Right now in the entertainment world, the conventional wisdom is that both sides on the HD DVD vs Blue Ray DVD will battle it out and a standard for HD on DVD will emerge. No one is trying to rush to a compromise because the big media companies want to squeeze as much money as they possibly can out the current DVD business cycle.
Good. The longer it takes, the less chance any format of DVD has of having a place in the future of home entertainment. Don’t look now, but the price and size of hard drives have fallen like a rock, while capacities have soared, with no slowdown in site.
The real solution for VOD is TIVO/PVR from the main office. PVR customers are becoming trained that when you fill up the hard drive, you have to delete something to get something. Put some PVR software on the front end, and allow users to pick from a menu of content that they can add. Then overnight, they are multicast the content , whether its via cable or satellite, it’s saved to the hard drive. If they watch it, they get billed for it and everyone is happy, and distributors maximize their revenue per bit.

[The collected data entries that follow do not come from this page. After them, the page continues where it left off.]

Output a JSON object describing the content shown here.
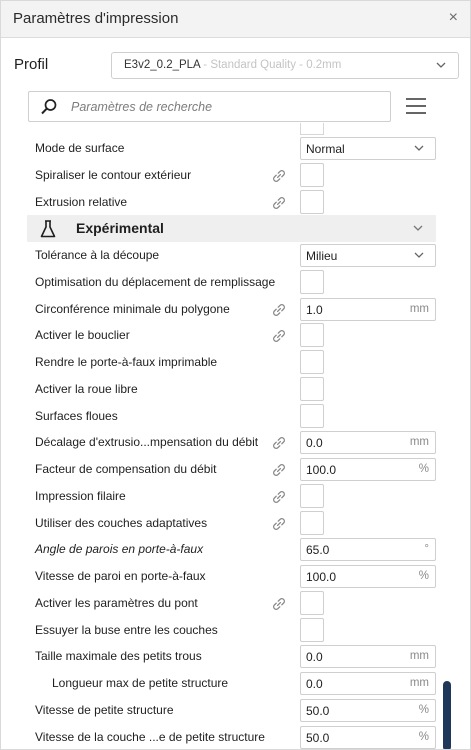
{
  "window": {
    "title": "Paramètres d'impression",
    "close_glyph": "×"
  },
  "profile": {
    "label": "Profil",
    "name": "E3v2_0.2_PLA",
    "subtitle": " - Standard Quality - 0.2mm"
  },
  "search": {
    "placeholder": "Paramètres de recherche"
  },
  "category": {
    "label": "Expérimental",
    "icon": "flask-icon"
  },
  "colors": {
    "accent": "#1f3759",
    "category_bg": "#efefef",
    "border": "#cfcfcf"
  },
  "settings_top": [
    {
      "label": "Mode de surface",
      "type": "dropdown",
      "value": "Normal"
    },
    {
      "label": "Spiraliser le contour extérieur",
      "type": "checkbox",
      "linked": true
    },
    {
      "label": "Extrusion relative",
      "type": "checkbox",
      "linked": true
    }
  ],
  "settings": [
    {
      "label": "Tolérance à la découpe",
      "type": "dropdown",
      "value": "Milieu"
    },
    {
      "label": "Optimisation du déplacement de remplissage",
      "type": "checkbox"
    },
    {
      "label": "Circonférence minimale du polygone",
      "type": "number",
      "value": "1.0",
      "unit": "mm",
      "linked": true
    },
    {
      "label": "Activer le bouclier",
      "type": "checkbox",
      "linked": true
    },
    {
      "label": "Rendre le porte-à-faux imprimable",
      "type": "checkbox"
    },
    {
      "label": "Activer la roue libre",
      "type": "checkbox"
    },
    {
      "label": "Surfaces floues",
      "type": "checkbox"
    },
    {
      "label": "Décalage d'extrusio...mpensation du débit",
      "type": "number",
      "value": "0.0",
      "unit": "mm",
      "linked": true
    },
    {
      "label": "Facteur de compensation du débit",
      "type": "number",
      "value": "100.0",
      "unit": "%",
      "linked": true
    },
    {
      "label": "Impression filaire",
      "type": "checkbox",
      "linked": true
    },
    {
      "label": "Utiliser des couches adaptatives",
      "type": "checkbox",
      "linked": true
    },
    {
      "label": "Angle de parois en porte-à-faux",
      "type": "number",
      "value": "65.0",
      "unit": "°",
      "italic": true
    },
    {
      "label": "Vitesse de paroi en porte-à-faux",
      "type": "number",
      "value": "100.0",
      "unit": "%"
    },
    {
      "label": "Activer les paramètres du pont",
      "type": "checkbox",
      "linked": true
    },
    {
      "label": "Essuyer la buse entre les couches",
      "type": "checkbox"
    },
    {
      "label": "Taille maximale des petits trous",
      "type": "number",
      "value": "0.0",
      "unit": "mm"
    },
    {
      "label": "Longueur max de petite structure",
      "type": "number",
      "value": "0.0",
      "unit": "mm",
      "indent": true
    },
    {
      "label": "Vitesse de petite structure",
      "type": "number",
      "value": "50.0",
      "unit": "%"
    },
    {
      "label": "Vitesse de la couche ...e de petite structure",
      "type": "number",
      "value": "50.0",
      "unit": "%"
    }
  ]
}
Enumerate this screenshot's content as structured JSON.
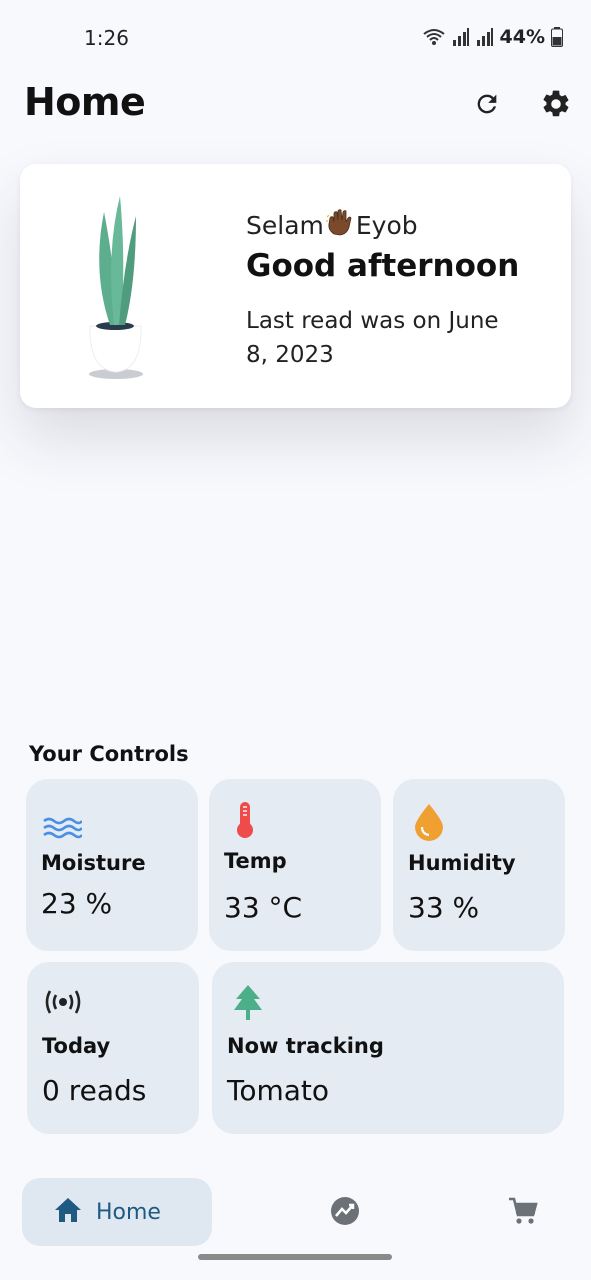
{
  "status_bar": {
    "time": "1:26",
    "battery": "44%"
  },
  "header": {
    "title": "Home",
    "refresh_icon": "refresh-icon",
    "settings_icon": "gear-icon"
  },
  "greeting": {
    "salutation": "Selam",
    "name": "Eyob",
    "message": "Good afternoon",
    "last_read": "Last read was on June 8, 2023"
  },
  "controls": {
    "section_title": "Your Controls",
    "moisture": {
      "label": "Moisture",
      "value": "23 %",
      "icon": "water-waves-icon",
      "color": "#4a90e2"
    },
    "temp": {
      "label": "Temp",
      "value": "33 °C",
      "icon": "thermometer-icon",
      "color": "#ef4b4b"
    },
    "humidity": {
      "label": "Humidity",
      "value": "33 %",
      "icon": "droplet-icon",
      "color": "#f0a030"
    },
    "today": {
      "label": "Today",
      "value": "0 reads",
      "icon": "broadcast-icon"
    },
    "tracking": {
      "label": "Now tracking",
      "value": "Tomato",
      "icon": "tree-icon",
      "color": "#4caf8a"
    }
  },
  "bottom_nav": {
    "home_label": "Home",
    "active_color": "#1e5a82",
    "items": [
      "home-icon",
      "chart-icon",
      "cart-icon"
    ]
  }
}
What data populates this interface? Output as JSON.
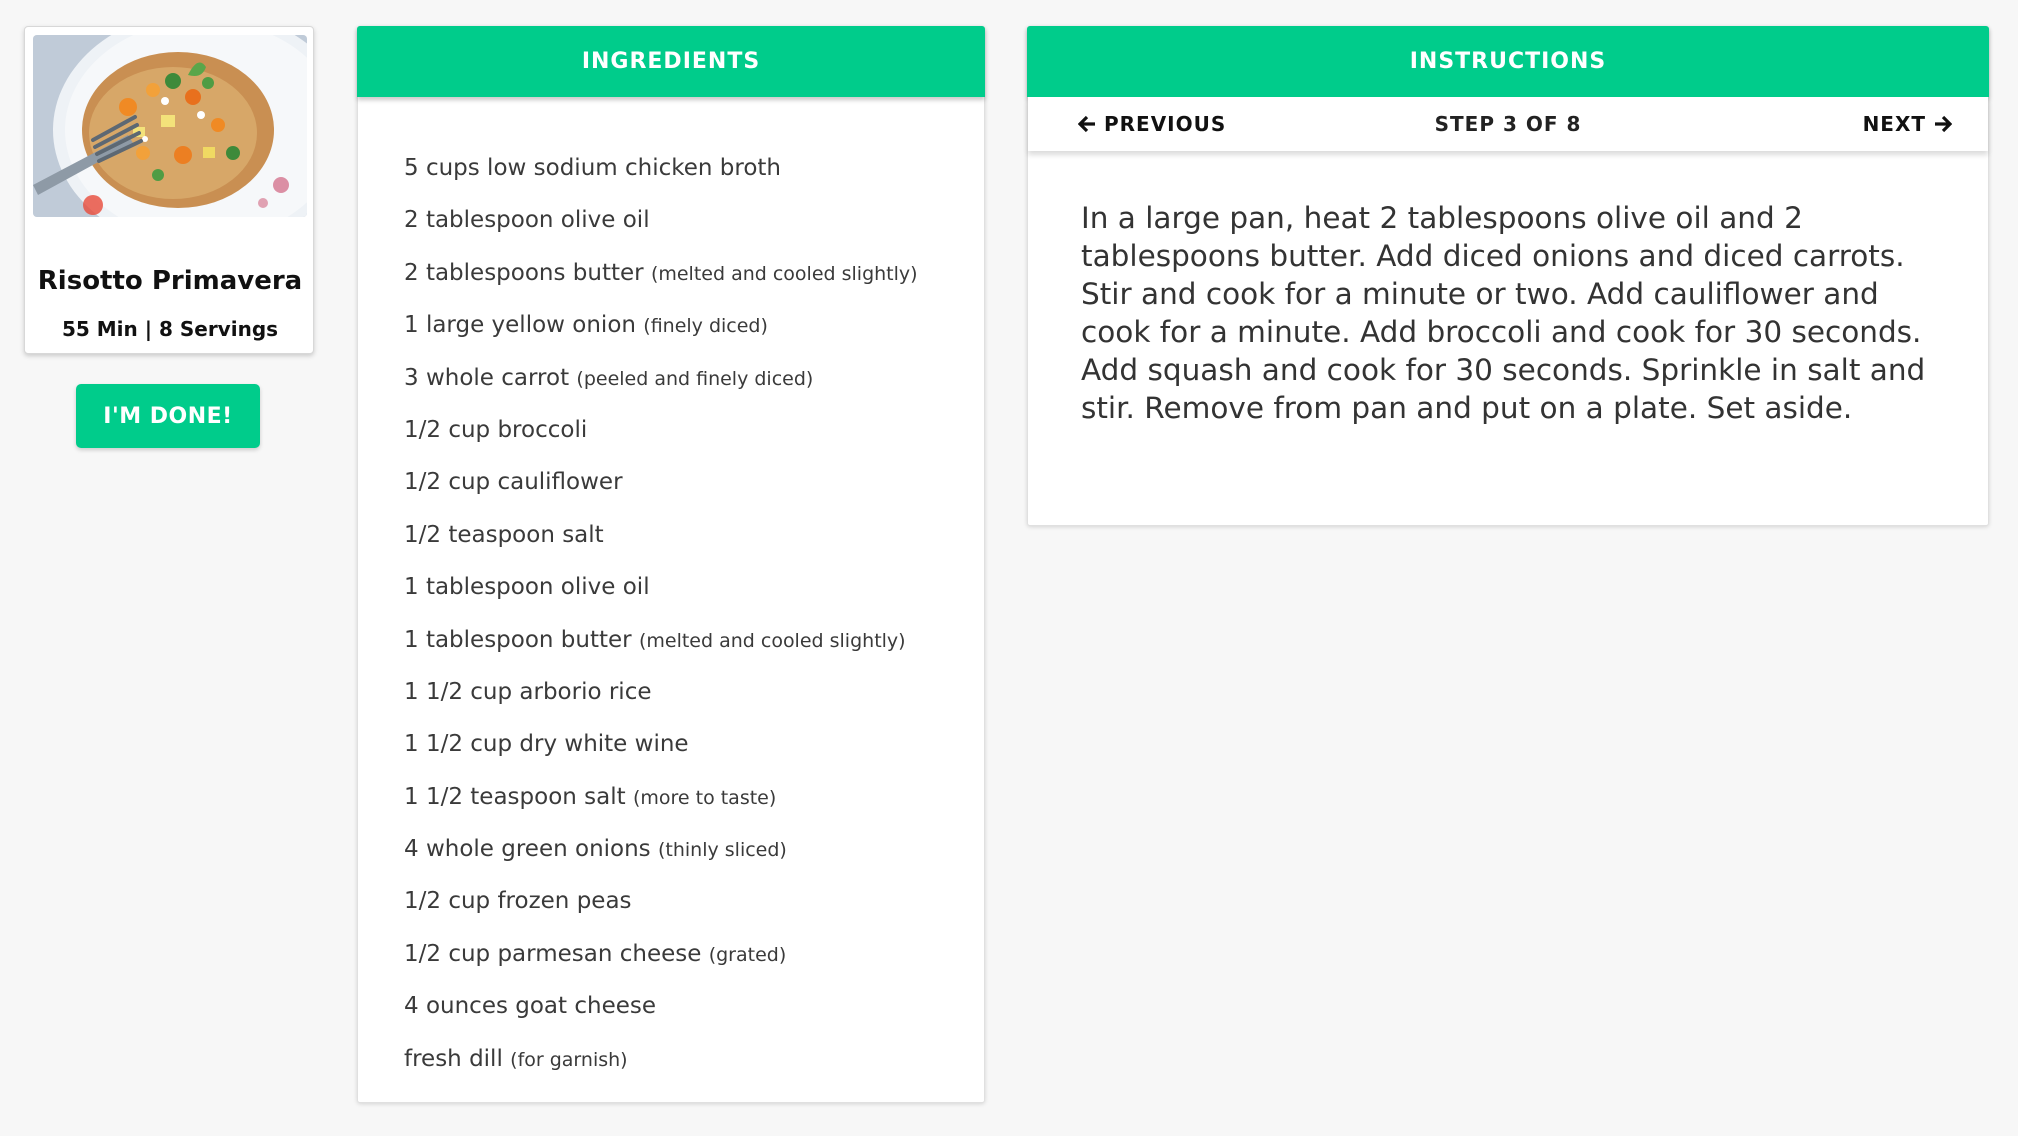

One thing he doesn’t mention: once you shift to a model like this, where TV viewing is driven from a PVR and not live from the airwaves, is that you get, for free, a substantial increase in available bandwidth. First, obviously, you can make profitable use of overnight programming time when very few people are watching — but also, you immediately win back the bandwidth wasted on rebroadcasting programs close together. For example, TBS seems to broadcast the same movie two or three nights of every weekend. If people have a PVR on their side, there’s no need for the repeats - the PVR would get it the first time. Of course, this isn’t truly “on-demand”, but it wouldn’t take much before you could achieve the approximate turnaround that Netflix gets through the mail.
In a way, a TiVo surfing hundreds of channels and just showing me the most recent dozen shows I want is a lot like an RSS reader and weblogs like this one. I bet dollars to doughnuts that folks with RSS readers read more sites, more words, and more information than those that just surf the web aimlessly with a browser. Someone should phone up the Nielsen folks and show them RSS readers.
Regarding the original question, I saw a forecast (PDF) predicting PVRs in about one-third of American homes by the end of the decade, which seems a bit slow after I got myself all excited above. His basic premise is that people won’t buy them a lot, but cable companies will install them in next-generation set-top boxes, and it will take about that long for cable companies to amortize their investments in the current generation of set-top boxes.